Eski şiir duygular üzerine olmaktan çok dünya ve onun hikayeleri ile ilgiliydi. Günümüz şiirinin ise bir tür bilinçdışı boşalması biçiminde yazıldığını görmek mümkün. Bu bir yandan şairin kamusal alanda bir terapi seansı taklidi yaparken kirli ya da temiz, tüm çamaşırlarını ortaya dökmekten utanmaması ile ilgili olmalı. Öyle ya, durduk yere insanlara neden annebaba sorunlarınızdan bahsedersiniz ki? Ya da nasıl bahsedebilirsiniz? Öğle vakti çektiğiniz 31'in kokusu da üzerinizdedir üstelik. Depresyon, battaniye ve koltukla karışmış bu koku bir lanet gibi peşinizdedir. Bunun bir tür açıklık, açık yüreklilik, cesurca bir tavır olduğunu söylemek mümkün ama bir yandan da birkaç birim utanmazlık barındırmadığını söylemek zor.
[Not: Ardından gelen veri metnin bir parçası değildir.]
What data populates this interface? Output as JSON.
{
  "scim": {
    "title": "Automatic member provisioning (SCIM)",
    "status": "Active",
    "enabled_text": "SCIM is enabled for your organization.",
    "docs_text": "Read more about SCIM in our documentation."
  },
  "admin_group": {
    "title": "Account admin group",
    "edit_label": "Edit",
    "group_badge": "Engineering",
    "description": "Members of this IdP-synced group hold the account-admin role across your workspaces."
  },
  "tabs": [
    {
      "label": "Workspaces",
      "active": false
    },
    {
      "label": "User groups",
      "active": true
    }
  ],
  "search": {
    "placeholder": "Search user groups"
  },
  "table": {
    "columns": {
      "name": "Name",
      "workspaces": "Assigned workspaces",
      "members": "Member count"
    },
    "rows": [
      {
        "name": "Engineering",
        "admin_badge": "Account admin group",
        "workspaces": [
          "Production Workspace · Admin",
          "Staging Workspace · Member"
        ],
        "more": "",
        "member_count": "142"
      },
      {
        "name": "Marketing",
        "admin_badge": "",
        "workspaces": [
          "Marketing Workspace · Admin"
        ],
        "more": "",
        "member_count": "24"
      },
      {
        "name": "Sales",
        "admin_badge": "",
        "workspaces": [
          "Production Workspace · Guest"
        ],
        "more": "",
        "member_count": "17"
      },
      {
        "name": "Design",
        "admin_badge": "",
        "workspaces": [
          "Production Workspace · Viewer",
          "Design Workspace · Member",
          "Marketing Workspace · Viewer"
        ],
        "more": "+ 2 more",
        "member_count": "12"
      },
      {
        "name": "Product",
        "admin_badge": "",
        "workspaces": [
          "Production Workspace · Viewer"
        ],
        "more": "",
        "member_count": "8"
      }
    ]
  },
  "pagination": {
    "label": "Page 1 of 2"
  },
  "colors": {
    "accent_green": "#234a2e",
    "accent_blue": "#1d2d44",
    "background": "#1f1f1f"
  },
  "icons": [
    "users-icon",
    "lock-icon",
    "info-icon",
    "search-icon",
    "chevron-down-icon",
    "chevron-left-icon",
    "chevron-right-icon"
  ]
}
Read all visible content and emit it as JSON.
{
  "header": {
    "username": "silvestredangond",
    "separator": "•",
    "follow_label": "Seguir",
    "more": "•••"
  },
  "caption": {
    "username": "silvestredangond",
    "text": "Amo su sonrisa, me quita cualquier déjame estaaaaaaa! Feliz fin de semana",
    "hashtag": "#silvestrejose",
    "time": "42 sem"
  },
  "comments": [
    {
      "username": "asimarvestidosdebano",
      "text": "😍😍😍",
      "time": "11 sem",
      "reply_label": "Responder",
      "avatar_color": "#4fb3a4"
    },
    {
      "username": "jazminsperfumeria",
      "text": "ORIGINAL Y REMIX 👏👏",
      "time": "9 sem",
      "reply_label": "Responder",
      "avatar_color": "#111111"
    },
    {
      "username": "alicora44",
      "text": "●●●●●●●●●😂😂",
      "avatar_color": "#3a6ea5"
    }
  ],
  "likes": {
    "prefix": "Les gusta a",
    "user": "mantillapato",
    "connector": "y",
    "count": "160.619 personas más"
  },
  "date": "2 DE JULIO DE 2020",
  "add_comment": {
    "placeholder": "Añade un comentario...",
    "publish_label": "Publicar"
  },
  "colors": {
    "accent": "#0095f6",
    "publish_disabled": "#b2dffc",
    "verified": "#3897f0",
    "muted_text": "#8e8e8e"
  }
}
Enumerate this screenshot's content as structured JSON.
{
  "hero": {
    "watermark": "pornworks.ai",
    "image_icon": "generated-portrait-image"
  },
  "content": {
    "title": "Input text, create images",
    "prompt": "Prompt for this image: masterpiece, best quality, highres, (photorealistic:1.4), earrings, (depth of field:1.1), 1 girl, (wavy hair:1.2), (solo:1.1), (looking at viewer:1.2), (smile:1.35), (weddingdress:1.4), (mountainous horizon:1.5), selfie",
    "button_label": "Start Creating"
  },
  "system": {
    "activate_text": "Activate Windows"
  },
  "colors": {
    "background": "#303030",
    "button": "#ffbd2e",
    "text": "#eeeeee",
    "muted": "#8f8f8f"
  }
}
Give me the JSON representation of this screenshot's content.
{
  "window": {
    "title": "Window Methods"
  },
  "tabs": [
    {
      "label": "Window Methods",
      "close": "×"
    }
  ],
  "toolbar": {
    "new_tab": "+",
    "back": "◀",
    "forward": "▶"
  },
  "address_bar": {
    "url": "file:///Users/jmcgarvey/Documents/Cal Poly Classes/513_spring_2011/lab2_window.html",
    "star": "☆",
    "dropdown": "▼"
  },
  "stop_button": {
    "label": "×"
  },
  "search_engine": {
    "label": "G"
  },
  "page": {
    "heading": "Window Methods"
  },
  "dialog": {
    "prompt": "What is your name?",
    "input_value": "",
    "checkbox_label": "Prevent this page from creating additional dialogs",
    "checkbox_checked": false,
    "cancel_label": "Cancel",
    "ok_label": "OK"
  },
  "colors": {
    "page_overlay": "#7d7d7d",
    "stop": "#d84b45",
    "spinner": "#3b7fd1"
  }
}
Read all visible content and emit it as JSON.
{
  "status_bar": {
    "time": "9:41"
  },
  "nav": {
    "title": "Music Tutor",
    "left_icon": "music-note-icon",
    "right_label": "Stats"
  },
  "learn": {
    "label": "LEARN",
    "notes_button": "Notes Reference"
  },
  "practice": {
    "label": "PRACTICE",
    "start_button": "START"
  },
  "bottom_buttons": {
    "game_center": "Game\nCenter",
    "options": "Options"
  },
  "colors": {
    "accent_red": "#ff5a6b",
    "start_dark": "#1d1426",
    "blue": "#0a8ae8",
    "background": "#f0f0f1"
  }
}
Şiiri bu anlamda bir bilinçdışı yansıması olarak kabul ettiğimizde günümüz Şakacı Şiir'ini de aynı bağlam dahilinde inceleyebiliriz. Şair neden sürekli şaka yapma ihtiyacı hisseder:?
Çünkü artık tüm çarelerin tükendiği bir yerdedir o. Kendi hiçliği ve dünyanın hiçliği ile burun buruna, birbirinin içinden geçerek sürekli tekrarlanan bu curcunalı, kof ve barbar anlamsızlığın içinde şaka yapmaktan başka bir yol kalmış mıdır? Dünya neredeyse geri döndürülemez bir biçimde iklimsel bir çevre yıkımı ile başbaşadır. İnsan ilişkilerinin çıkara dayalı doğası çözüleli çok olmuştur. Tanrı'nın cenaze namazı kılınalı da hatırı sayılı bir zaman geçmiştir. Dünya büyüsünü ve gizemini sonsuza kadar kaybetmiştir. Enformasyonun bir çığ gibi üstümüze her an biriktiği, kalabalıktan müteşekkil müptezelliğin her şeyin içini iki kez boşalttığı, sözün değerinin kalmadığı, sinikliğin, umursamazlığın bir şövalyelik gibi pazarlandığı bir yerde elinizde tek bir değer kalır. Anlamsızca, hiç durmadan yapılan şakanın değeri. Rengarenk tabutlar, pembe kurukafalar, saldırgan şakalar arasında dünyanın yıkımı ile eşzamanlı, hiç susmayan nihilist bir kahkahaya katılmaktan daha mantıklı bir tercih yoktur artık.